Best ways to clean a mechanical keyboard
Even if it’s not that dirty, it’s not a bad idea to clean it every once in a while.
So you’ve had your mechanical keyboard for a while now and are loving the snappy response of the keys. You use it for everything, but that daily wear and tear will eventually take its toll.
By now, maybe your pristine keyboard isn’t so pristine. I mean, just daily use and overnight dust can do that, and that’s before accounting for any crumbs from snacking that may be present in and around the keyboard. You do know that Cheetoh dust is almost impossible to clean off, right?
For everything else, you might be wondering how to keep your keyboard clean without damaging it. We’ll show you how.
So, what are the best ways to clean your mechanical keyboard?

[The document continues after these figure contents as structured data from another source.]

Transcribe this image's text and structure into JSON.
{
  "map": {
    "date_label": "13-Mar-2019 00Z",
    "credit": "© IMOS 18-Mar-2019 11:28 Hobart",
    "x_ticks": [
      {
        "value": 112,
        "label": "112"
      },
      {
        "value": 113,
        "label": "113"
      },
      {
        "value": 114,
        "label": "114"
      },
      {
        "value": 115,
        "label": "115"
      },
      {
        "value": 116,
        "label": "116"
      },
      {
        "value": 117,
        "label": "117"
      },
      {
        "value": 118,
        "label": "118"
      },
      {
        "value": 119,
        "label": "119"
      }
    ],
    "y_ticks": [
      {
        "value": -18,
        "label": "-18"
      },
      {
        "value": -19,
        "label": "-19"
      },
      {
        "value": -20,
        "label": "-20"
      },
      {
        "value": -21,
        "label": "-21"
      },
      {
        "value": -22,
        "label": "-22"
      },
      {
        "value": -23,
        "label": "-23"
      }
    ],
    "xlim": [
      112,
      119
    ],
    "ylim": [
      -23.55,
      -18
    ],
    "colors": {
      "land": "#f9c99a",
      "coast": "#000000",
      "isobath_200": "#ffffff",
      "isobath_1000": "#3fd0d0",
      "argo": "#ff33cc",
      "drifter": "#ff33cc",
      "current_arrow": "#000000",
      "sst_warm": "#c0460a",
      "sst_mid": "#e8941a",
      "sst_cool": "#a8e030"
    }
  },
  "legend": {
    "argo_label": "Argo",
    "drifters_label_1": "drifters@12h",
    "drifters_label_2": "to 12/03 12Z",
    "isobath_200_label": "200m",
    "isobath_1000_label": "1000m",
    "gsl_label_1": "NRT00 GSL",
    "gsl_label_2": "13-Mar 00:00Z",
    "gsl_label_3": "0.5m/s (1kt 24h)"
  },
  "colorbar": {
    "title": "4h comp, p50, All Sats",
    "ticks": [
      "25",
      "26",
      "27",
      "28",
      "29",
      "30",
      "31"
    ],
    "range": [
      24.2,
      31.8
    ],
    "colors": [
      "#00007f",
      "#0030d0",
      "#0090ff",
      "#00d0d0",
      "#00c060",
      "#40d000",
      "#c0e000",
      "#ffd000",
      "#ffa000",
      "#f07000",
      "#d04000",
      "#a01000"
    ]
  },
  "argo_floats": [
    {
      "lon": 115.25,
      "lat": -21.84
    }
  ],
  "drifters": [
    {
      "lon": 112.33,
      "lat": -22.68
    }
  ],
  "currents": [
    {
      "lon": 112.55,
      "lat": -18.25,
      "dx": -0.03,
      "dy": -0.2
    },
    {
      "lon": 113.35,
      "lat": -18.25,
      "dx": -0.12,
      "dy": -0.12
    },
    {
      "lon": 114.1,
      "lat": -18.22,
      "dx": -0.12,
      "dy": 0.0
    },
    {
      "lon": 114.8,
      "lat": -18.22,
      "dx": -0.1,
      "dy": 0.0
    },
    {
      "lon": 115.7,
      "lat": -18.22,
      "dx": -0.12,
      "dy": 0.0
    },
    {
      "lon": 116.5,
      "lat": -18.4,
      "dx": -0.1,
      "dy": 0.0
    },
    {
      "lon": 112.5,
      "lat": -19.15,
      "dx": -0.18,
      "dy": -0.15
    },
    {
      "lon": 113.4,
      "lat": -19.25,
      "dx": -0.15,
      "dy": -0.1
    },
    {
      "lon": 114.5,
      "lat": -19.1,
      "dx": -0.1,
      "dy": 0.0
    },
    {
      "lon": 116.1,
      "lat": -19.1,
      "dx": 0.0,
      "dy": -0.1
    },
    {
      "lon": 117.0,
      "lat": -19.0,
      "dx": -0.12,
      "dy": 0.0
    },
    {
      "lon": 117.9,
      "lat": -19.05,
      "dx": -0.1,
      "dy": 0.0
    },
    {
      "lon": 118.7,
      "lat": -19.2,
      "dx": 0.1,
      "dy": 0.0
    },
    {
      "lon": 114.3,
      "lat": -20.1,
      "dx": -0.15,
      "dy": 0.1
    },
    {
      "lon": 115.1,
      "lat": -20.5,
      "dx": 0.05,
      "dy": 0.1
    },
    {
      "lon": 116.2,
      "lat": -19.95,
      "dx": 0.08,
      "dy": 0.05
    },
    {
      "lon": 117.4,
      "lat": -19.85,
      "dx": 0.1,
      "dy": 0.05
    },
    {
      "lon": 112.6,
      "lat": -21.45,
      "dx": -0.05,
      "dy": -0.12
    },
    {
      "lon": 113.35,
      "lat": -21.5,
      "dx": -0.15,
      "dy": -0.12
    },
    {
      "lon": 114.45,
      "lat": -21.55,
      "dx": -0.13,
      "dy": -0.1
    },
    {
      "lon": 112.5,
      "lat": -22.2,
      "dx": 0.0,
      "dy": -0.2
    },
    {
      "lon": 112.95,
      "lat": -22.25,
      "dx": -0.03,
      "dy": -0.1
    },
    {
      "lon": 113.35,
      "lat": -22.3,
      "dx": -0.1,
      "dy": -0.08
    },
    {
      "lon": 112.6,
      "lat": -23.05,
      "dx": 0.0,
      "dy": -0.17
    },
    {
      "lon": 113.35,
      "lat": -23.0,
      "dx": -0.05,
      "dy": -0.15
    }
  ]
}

Short answer: It depends on the level of cleaning you need
The longer version depends on what you need to clean. Got sticky keys? What about if you spilled liquid on it? Is it just normal crud and dust from daily use? We’ll show you how to clean up all of these, without damaging your keyboard.
If all you want to do is clean off the dirt and dust that gathers from daily use, it’s fairly straightforward. You really should do this on a regular basis, as it’ll help keep your keyboard in top condition for years of use. That goes double if you snack while you’re working or gaming, as crumbs kill keyboards.
You’ll need a few things before we start: a handheld vacuum (don’t use your upright, the suction is too high), two microfiber cloths, and some water.
- Unplug your keyboard from your computer
- Use a handheld vacuum to suck off the dust from your keyboard. Make sure you go over every gap, and don’t press hard
- Grab a moist microfiber cloth and gently wipe the whole keyboard. You can also go with a disposable cleaning wipe, if you can find them
- Dry the keyboard off with a second microfiber cloth, this one should be bone-dry
- Don’t use a paper towel or other paper products to clean, they tend to leave more particles on the keyboard than they clean off
Got sticky keys?
If you’ve discovered that the tops of your keycaps are kinda sticky, it’s time to clean them off. You really want them gleaming so the aesthetics of your mechanical keyboard are maintained.
You’ll need a keycap puller, a bowl of warm water, denture cleaning tablets or dish soap, some Q-tips, a damp microfiber cloth and a dry microfiber cloth.
- Use the wire hoop side of the keycap puller to remove all the keycaps. To use it, slide it over the flat sides of the keycaps, twist so it’s under the corners, then pull straight up
- Dissolve a denture tablet in a bowl of warm (not hot) water
- Put all the keycaps into that bowl, and leave them to soak for five hours at least
- Drain them from the bowl, and put them into a bowl of clean water to rinse them off
- Drain them again, dry them off with a microfiber cloth
- Before putting them back on, take a dry Q-tip and clean between all the key switches
- Then, hold the keyboard upside-down and shake gently to get out any crumbs, etc that might have wedged themselves in
- Wipe the whole case of your keyboard with a moist microfiber cloth. Careful to not get your switches wet
- Reattach the keycaps to your keyboard
- Dry the whole keyboard off with another microfiber cloth
Spilled something on it?
Oh, sh*t. The unthinkable has happened. That’ll teach you to have open cans of soda next to your beloved mechanical keyboard. Before you read further, go unplug your keyboard. Okay, phew. That limits the risk of short circuits and other electrical issues, including damage to your computer’s USB ports.
Now it’s on to recovery and cleaning:
- If you spilled water, tea, or any drink that doesn’t really dry sticky, try turning the keyboard upside-down and shaking out the liquid
- Leave it to dry for two days or more
- If you’re lucky, the liquid will all evaporate, leaving you with a working keyboard again
- If you spilled sticky drinks like soda, you’re in for a more serious recovery
- First, go read the section above again about cleaning sticky mechanical keyboard keys
- If that doesn’t work, there’s a more in-depth guide found here that gives you the best chance of recovering your beloved keyboard
Hopefully, you’re now left with a mechanical keyboard that’s in good working order again. If it’s still having issues, you might need to replace individual key switches, or even buy a new keyboard.